Abstract
Introduction:
End-stage renal failure (ESRF) with its associated comorbidities increase postoperative mortality in hip fracture patients. This study investigated the association of ESRF with various comorbidities in patients on dialysis and assessed rates ESRF as an independent risk factor for all-cause postoperative 1- year mortality rates.
Methods:
This was a retrospective cohort study on patients aged 55 years and older who underwent their first nonpathological, low-energy hip fracture surgery at an Asian tertiary hospital from June 2007 to 2012. Patients were identified as cases with ESRF on dialysis (study group) or non-ESRF patients (controls). Various comorbidity factors and postoperative 1-year mortality status were obtained from institutional electronic medical records. Univariate and multivariate logistic regression were used to identify significant risk factors for all-cause, 1-year mortality.
Results:
With no loss to follow-up, the 1-year postoperative mortality rate was 19.6% for the 46 patients with ESRF on dialysis and 8.4% for non-ESRF controls (P = .028). Fisher exact test showed that hypertension, ischemic heart disease (IHD), diabetes mellitus (DM), anemia, cerebrovascular disease, and vascular disease were significantly associated with ESRF (P < .05). Multivariable logistic regression analysis identified ESRF (adjusted odds ratio[AOR] = 2.85, P = .021), cancer (AOR = 3.04, P = .003), IHD (AOR = 2.07, P = .020), DM (AOR = 2.03, P = .022), and age (AOR = 1.08, P <.0001) as independent risk factors for 1-year mortality following hip fracture surgery. The area under the receiver–operating characteristic curve (95% confidence interval) for the multivariable predictor of 1-year mortality was 0.75 (0.60-0.82).
Conclusions:
Although associated with multiple comorbidities, ESRF was found to be independently predictive of 1-year mortality in patients undergoing hip fracture surgery, second to cancer in terms of magnitude of risk posed. As ESRF is a negative prognostic factor for 1-year mortality after hip fracture surgery, its importance should be recognized with implications on preoperative counseling to patients about the increased risk and implications on fracture prevention.

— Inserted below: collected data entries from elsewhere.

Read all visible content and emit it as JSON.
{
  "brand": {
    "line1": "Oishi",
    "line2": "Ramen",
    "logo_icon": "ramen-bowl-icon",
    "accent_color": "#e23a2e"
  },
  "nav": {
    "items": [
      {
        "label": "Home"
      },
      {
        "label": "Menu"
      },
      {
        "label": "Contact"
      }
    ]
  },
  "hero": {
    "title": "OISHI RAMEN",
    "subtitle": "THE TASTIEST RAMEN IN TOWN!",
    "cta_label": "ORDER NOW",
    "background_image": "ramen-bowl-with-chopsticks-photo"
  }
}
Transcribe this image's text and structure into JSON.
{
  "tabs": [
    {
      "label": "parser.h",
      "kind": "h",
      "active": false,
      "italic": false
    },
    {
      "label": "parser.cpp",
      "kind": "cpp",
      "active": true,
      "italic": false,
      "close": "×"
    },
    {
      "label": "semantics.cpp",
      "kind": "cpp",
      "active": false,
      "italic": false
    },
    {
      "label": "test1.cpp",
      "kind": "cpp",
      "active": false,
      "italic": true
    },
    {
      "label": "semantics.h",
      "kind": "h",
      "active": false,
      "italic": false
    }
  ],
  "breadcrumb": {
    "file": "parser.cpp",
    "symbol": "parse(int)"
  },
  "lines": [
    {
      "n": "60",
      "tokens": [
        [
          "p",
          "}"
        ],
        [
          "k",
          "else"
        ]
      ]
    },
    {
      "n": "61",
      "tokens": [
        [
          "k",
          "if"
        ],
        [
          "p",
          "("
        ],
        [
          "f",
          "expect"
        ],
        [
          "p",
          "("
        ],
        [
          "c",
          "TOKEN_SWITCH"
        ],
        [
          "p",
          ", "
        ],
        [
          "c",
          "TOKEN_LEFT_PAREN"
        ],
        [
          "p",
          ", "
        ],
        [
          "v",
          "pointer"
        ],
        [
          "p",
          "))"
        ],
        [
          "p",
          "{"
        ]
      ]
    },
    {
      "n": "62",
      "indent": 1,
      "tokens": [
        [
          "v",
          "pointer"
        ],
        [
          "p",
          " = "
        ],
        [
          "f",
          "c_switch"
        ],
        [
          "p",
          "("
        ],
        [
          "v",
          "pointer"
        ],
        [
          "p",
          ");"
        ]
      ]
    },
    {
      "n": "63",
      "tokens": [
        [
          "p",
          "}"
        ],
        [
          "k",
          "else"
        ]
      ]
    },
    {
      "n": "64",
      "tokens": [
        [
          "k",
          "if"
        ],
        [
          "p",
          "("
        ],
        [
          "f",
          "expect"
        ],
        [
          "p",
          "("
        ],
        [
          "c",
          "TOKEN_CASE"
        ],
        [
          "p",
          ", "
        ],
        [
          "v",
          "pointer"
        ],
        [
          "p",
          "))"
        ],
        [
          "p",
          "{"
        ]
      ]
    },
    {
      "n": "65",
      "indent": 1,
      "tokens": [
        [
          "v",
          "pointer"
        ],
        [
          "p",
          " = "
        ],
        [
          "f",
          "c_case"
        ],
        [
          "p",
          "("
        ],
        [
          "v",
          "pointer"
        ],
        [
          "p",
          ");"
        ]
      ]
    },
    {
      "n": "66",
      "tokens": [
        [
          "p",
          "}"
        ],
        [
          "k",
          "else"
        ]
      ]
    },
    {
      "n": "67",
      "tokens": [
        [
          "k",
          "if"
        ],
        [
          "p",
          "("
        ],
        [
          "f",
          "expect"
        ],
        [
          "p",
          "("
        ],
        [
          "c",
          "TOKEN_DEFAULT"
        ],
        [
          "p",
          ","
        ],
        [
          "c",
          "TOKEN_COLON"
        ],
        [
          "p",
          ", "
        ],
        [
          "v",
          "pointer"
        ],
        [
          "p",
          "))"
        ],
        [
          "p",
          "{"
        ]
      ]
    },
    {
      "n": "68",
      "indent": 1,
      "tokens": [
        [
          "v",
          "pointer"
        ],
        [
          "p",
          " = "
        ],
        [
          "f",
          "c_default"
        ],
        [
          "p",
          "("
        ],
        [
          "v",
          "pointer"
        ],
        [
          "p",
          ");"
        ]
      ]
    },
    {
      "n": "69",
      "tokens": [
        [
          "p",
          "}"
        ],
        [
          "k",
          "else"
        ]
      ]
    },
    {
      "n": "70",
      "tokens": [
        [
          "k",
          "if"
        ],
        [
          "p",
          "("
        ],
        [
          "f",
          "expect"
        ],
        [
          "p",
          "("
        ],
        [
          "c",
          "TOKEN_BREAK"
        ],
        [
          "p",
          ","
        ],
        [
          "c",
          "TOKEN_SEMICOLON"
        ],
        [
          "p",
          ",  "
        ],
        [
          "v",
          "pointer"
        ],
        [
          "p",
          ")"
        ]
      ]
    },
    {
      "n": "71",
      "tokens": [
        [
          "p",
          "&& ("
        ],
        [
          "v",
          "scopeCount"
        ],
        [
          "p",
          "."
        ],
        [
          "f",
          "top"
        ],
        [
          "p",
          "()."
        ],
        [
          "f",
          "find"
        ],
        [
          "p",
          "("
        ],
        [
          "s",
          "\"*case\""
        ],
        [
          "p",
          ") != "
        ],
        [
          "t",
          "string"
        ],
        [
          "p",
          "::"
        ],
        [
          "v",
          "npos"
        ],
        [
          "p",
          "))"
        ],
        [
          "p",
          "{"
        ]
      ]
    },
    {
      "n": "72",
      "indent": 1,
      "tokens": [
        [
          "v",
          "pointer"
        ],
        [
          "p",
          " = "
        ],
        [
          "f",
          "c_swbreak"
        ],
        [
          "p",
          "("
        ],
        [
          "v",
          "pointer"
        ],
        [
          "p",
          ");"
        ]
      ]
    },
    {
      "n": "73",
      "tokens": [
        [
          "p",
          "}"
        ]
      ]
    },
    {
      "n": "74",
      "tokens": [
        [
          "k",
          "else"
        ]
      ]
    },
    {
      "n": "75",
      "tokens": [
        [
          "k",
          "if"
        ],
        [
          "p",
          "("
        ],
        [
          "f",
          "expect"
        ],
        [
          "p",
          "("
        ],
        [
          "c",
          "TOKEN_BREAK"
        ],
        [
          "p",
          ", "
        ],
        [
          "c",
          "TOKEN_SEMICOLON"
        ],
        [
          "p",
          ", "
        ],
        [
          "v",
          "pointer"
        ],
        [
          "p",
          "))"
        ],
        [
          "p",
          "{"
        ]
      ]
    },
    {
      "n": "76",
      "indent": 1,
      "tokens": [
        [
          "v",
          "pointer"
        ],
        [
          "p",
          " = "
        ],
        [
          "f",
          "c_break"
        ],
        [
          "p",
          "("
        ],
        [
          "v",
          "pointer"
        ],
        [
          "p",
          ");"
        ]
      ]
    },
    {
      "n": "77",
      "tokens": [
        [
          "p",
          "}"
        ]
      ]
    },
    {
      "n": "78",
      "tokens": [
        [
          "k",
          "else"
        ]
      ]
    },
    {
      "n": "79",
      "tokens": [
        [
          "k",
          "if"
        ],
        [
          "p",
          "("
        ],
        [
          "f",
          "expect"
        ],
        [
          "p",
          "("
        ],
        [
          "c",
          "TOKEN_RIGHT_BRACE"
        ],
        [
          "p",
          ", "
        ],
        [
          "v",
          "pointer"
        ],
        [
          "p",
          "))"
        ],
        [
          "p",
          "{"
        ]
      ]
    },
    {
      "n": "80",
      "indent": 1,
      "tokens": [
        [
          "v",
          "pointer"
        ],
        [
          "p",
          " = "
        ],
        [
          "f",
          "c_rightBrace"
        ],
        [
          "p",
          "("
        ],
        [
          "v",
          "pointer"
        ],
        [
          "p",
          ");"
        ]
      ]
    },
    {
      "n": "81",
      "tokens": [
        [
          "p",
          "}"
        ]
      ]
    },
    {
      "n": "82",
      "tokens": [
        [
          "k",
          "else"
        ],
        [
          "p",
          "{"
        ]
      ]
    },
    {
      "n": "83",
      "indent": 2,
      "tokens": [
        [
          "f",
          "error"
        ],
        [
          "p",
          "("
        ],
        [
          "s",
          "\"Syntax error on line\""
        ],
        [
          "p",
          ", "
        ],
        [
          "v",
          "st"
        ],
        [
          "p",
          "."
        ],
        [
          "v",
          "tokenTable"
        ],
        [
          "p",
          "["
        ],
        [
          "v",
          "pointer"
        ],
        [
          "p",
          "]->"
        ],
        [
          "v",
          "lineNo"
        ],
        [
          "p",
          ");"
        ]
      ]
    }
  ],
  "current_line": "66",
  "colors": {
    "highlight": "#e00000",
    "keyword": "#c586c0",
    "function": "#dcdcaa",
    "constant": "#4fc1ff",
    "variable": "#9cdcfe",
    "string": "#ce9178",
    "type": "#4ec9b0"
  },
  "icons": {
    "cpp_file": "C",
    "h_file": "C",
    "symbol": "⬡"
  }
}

Keywords: hip fracture, end-stage renal failure, mortality, prediction model, logistic, regression, geriatrics
Introduction
Hip fractures among the elderly individuals is a growing health concern in developed countries globally. In Singapore, a rapidly aging population1 makes osteoporotic hip fractures a national health concern. The rate of hip fractures locally has risen 1.5 times among men and 5 times among women since the 1960s. It is predicted to rise from 1300 cases per year in 1998 to 9000 cases per year in 2050 owing to the aging population.2
Patients with end-stage renal failure (ESRF), defined as a glomerular filtration rate (GFR) of <15 mL/min/1.73 m2 and requiring dialysis or renal transplant are at higher risk of sustaining hip fractures.3,4 Due to the high prevalence of metabolic bone disease in patients with ESRF, they are 17.4 times more susceptible to sustain a hip fracture than the general population.5-7
Comorbidities such as diabetes mellitus (DM), chronic heart disease, and cancer are significant risk factors for mortality in all patients undergoing hip fracture surgery. These comorbidities are common in patients with ESRF, thus potentially contributing to increased mortality among patients with ESRF.8 The literature has shown that hip fracture patients with ESRF on dialysis have higher mortality rates than non-ESRF patients,8 with 1-year postoperative mortality rates for patients on hemodialysis with hip fractures estimated at 37.2%.8
However, the causative impact of attendant comorbidities on mortality after hip fracture surgery in patients with ESRF remains presumptive. It remains uncertain whether ESRF, as a disease entity, predicts independently for postsurgical mortality as is established for cancer in patients with hip fracture.
We hypothesized that ESRF is independently prognostic of risk for 1-year postsurgery mortality in patients with hip fracture who undergo surgery. In this retrospective cohort study, we aimed to examine and quantify the risk of all-cause, 1-year mortality associated with hip fracture surgery in the ESRF population.
Materials and Methods
Patients undergoing surgery for a unilateral intertrochanteric (IT) hip fracture or neck of femur (NOF) hip fracture at the Singapore General Hospital (SGH) from June 2007 to June 2012 were divided into 2 groups: the study cohort comprising patients with ESRF on active hemodialysis and non-ESRF patients serving as the control group. Patients with known renal impairment but were not on dialysis and those who had undergone previous renal transplants were categorically excluded. Patients with a hip fracture resulting from a fall from standing height were study candidates, with the following exclusions: patients aged <55 years and patients with pathological fractures due to tumors, polytrauma, or previous hip fracture surgery. Forty-six patients with ESRF and 598 non-ESRF patients satisfied the inclusion criteria. Centralized Institutional review board approval was granted by our Centralized Institutional Review Board.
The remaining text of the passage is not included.